Does anyone else find that when you have to wake up super early you can never sleep? Its like even if you are super tired and go to bed at a reasonable time and the rain outside is making a nice hum (almost like a lullaby) so you expect you're going to fall asleep like a baby (even though when I was a baby I detested sleep, so I don't know if that's the best example.. but you get what I'm saying), as soon as that alarm is set for 05:30 your body just wakes up. Not just your body but your mind wakes up too.. It acts as if you haven't used your brain ALL day (which of course I have... well maybe), it's like every tiny issue going on in my life needs to be pondered at 11 o'clock in the pm!
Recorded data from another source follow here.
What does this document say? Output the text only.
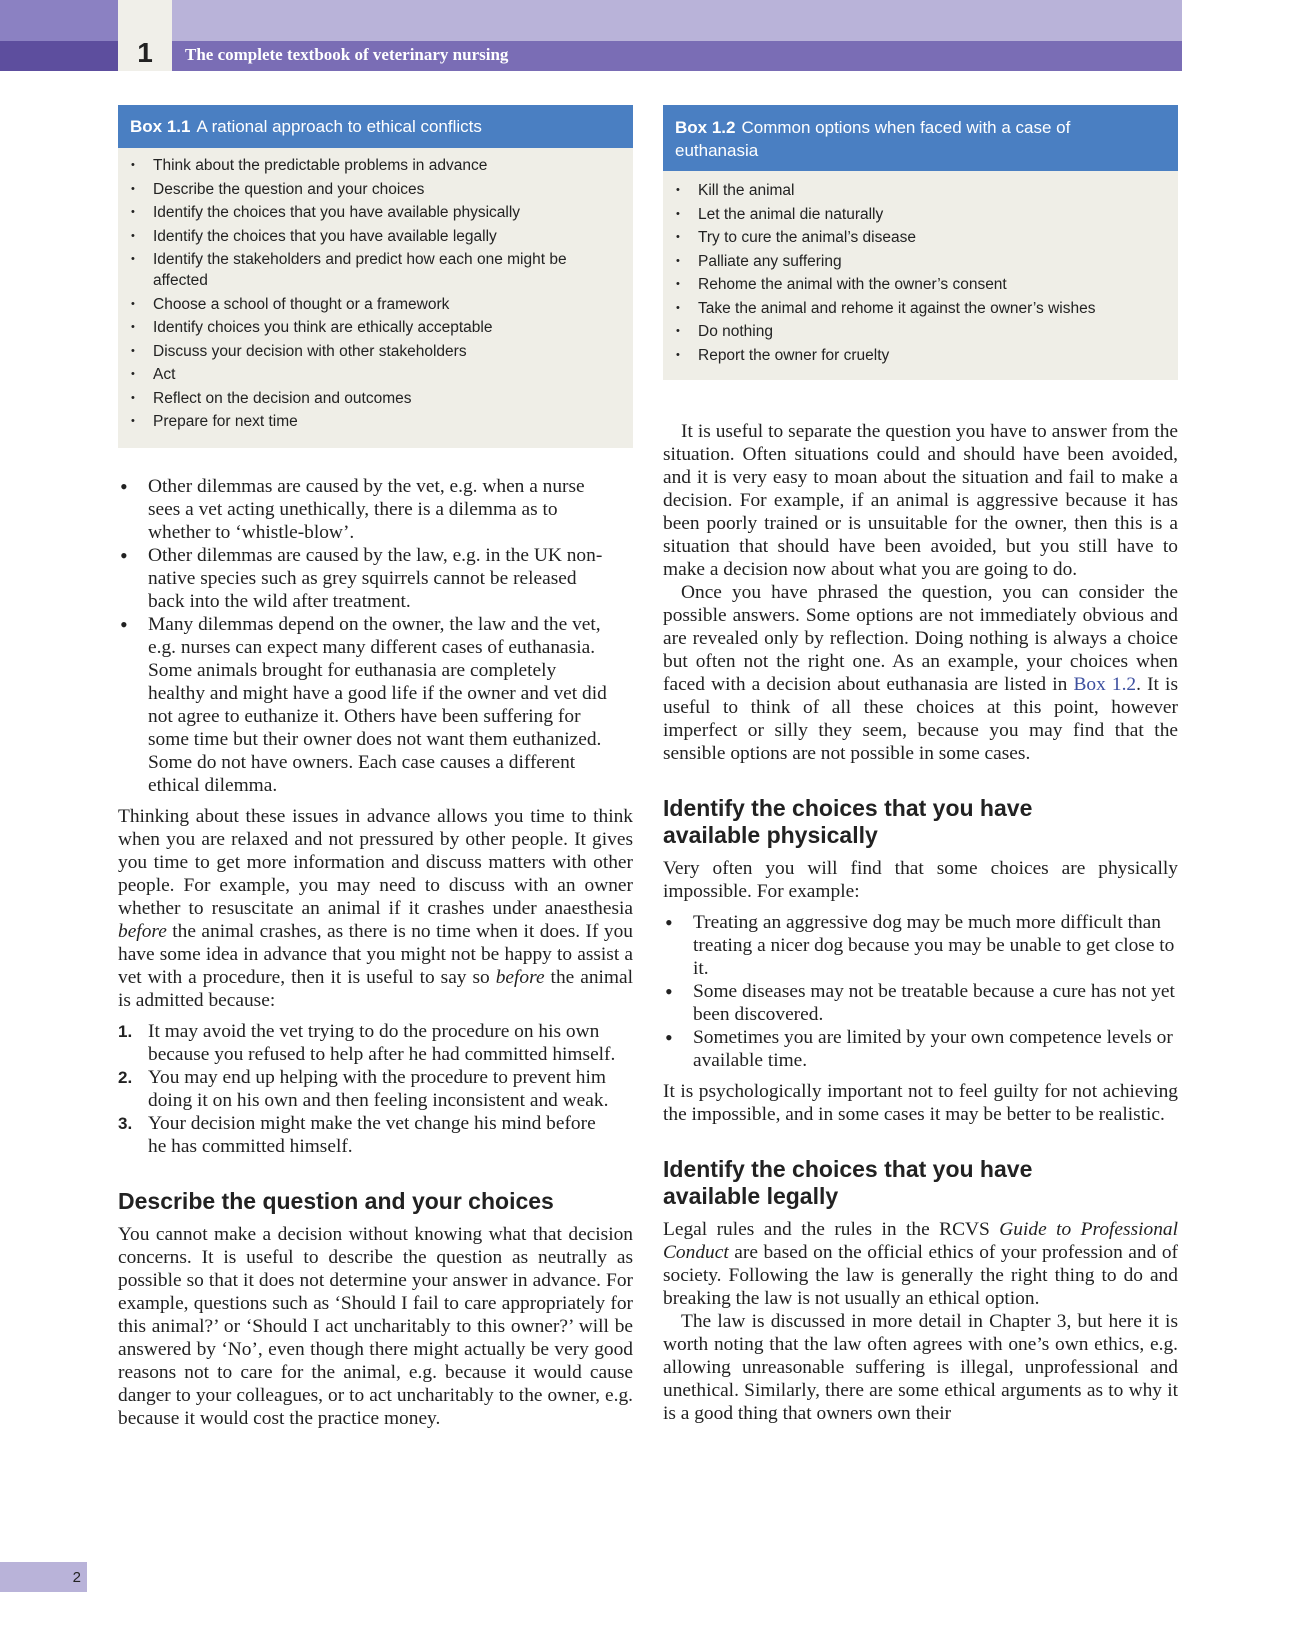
1	The complete textbook of veterinary nursing
Box 1.1 A rational approach to ethical conflicts
• Think about the predictable problems in advance
• Describe the question and your choices
• Identify the choices that you have available physically
• Identify the choices that you have available legally
• Identify the stakeholders and predict how each one might be affected
• Choose a school of thought or a framework
• Identify choices you think are ethically acceptable
• Discuss your decision with other stakeholders
• Act
• Reflect on the decision and outcomes
• Prepare for next time
Box 1.2 Common options when faced with a case of euthanasia
• Kill the animal
• Let the animal die naturally
• Try to cure the animal’s disease
• Palliate any suffering
• Rehome the animal with the owner’s consent
• Take the animal and rehome it against the owner’s wishes
• Do nothing
• Report the owner for cruelty
• Other dilemmas are caused by the vet, e.g. when a nurse sees a vet acting unethically, there is a dilemma as to whether to ‘whistle-blow’.
• Other dilemmas are caused by the law, e.g. in the UK non-native species such as grey squirrels cannot be released back into the wild after treatment.
• Many dilemmas depend on the owner, the law and the vet, e.g. nurses can expect many different cases of euthanasia. Some animals brought for euthanasia are completely healthy and might have a good life if the owner and vet did not agree to euthanize it. Others have been suffering for some time but their owner does not want them euthanized. Some do not have owners. Each case causes a different ethical dilemma.

Thinking about these issues in advance allows you time to think when you are relaxed and not pressured by other people. It gives you time to get more information and discuss matters with other people. For example, you may need to discuss with an owner whether to resuscitate an animal if it crashes under anaesthesia before the animal crashes, as there is no time when it does. If you have some idea in advance that you might not be happy to assist a vet with a procedure, then it is useful to say so before the animal is admitted because:

1. It may avoid the vet trying to do the procedure on his own because you refused to help after he had committed himself.
2. You may end up helping with the procedure to prevent him doing it on his own and then feeling inconsistent and weak.
3. Your decision might make the vet change his mind before he has committed himself.
Describe the question and your choices

You cannot make a decision without knowing what that decision concerns. It is useful to describe the question as neutrally as possible so that it does not determine your answer in advance. For example, questions such as ‘Should I fail to care appropriately for this animal?’ or ‘Should I act uncharitably to this owner?’ will be answered by ‘No’, even though there might actually be very good reasons not to care for the animal, e.g. because it would cause danger to your colleagues, or to act uncharitably to the owner, e.g. because it would cost the practice money.

It is useful to separate the question you have to answer from the situation. Often situations could and should have been avoided, and it is very easy to moan about the situation and fail to make a decision. For example, if an animal is aggressive because it has been poorly trained or is unsuitable for the owner, then this is a situation that should have been avoided, but you still have to make a decision now about what you are going to do.

Once you have phrased the question, you can consider the possible answers. Some options are not immediately obvious and are revealed only by reflection. Doing nothing is always a choice but often not the right one. As an example, your choices when faced with a decision about euthanasia are listed in Box 1.2. It is useful to think of all these choices at this point, however imperfect or silly they seem, because you may find that the sensible options are not possible in some cases.

Identify the choices that you have available physically

Very often you will find that some choices are physically impossible. For example:

• Treating an aggressive dog may be much more difficult than treating a nicer dog because you may be unable to get close to it.
• Some diseases may not be treatable because a cure has not yet been discovered.
• Sometimes you are limited by your own competence levels or available time.

It is psychologically important not to feel guilty for not achieving the impossible, and in some cases it may be better to be realistic.

Identify the choices that you have available legally

Legal rules and the rules in the RCVS Guide to Professional Conduct are based on the official ethics of your profession and of society. Following the law is generally the right thing to do and breaking the law is not usually an ethical option.

The law is discussed in more detail in Chapter 3, but here it is worth noting that the law often agrees with one’s own ethics, e.g. allowing unreasonable suffering is illegal, unprofessional and unethical. Similarly, there are some ethical arguments as to why it is a good thing that owners own their

2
Then to add to matters the rain has stopped and all you can hear is a loud obnoxious dripping noise on your roof and no matter how many pillows you pile on your head to drown out the noise you can still hear that drip.. drip.. DRIP... You toss and turn, wiggle and grunt, until finally you let out a giant exasperated sigh and just give up all hope of going to sleep, so you just end up scrolling instagram and entertainment sites until you look at your clock and it's 5am! Then you end up falling asleep and snoozing right through your alarm and waking up with 15 minutes to spare.. then you have to haul ass to try make yourself decent and presentable for work.. and once you get to work and have to converse with people you realize how grumpy you are and how much you despise life for you through this!
BUT on the other hand its a really beautiful day and you got to watch the sunrise... so all is right with the world again.
I'm the type of person that has amazingly big dreams for myself. Big dreams that I'm not prepared to work for. Its like when I was born I was gifted with the most imaginative mind and cursed with the laziest personality. I sit and I think up all these incredible and exciting futures for myself but that's all I do.. I sit, and then I wonder why things aren't happening the way I'd planned. I'm hugely indecisive and a massive procrastinator, so trying to get anything done feels like an impossible task. I go through these phases of wanting to get my life together and writing goals down and then writing lists of what I need to achieve those goals, but by the time I've finished writing all of this I'm exhausted and convince myself I need a well deserved break. I feel like as the days, months and years go by my life is slowly being wasted, it stresses me out.. I know that I have so much more potential then what my life is now. So the current argument I'm having with myself is do I take a stand? Do I take control of my life? Make it a life worthy of being proud of? Or do I take the easy route, do I continue to sit and hope that something amazing is going to just fall into my lap? You'd think the answer would be simple... And it is. Lets see if I can be who I've wanted to be my whole life. Not just a dreamer, but an Achiever.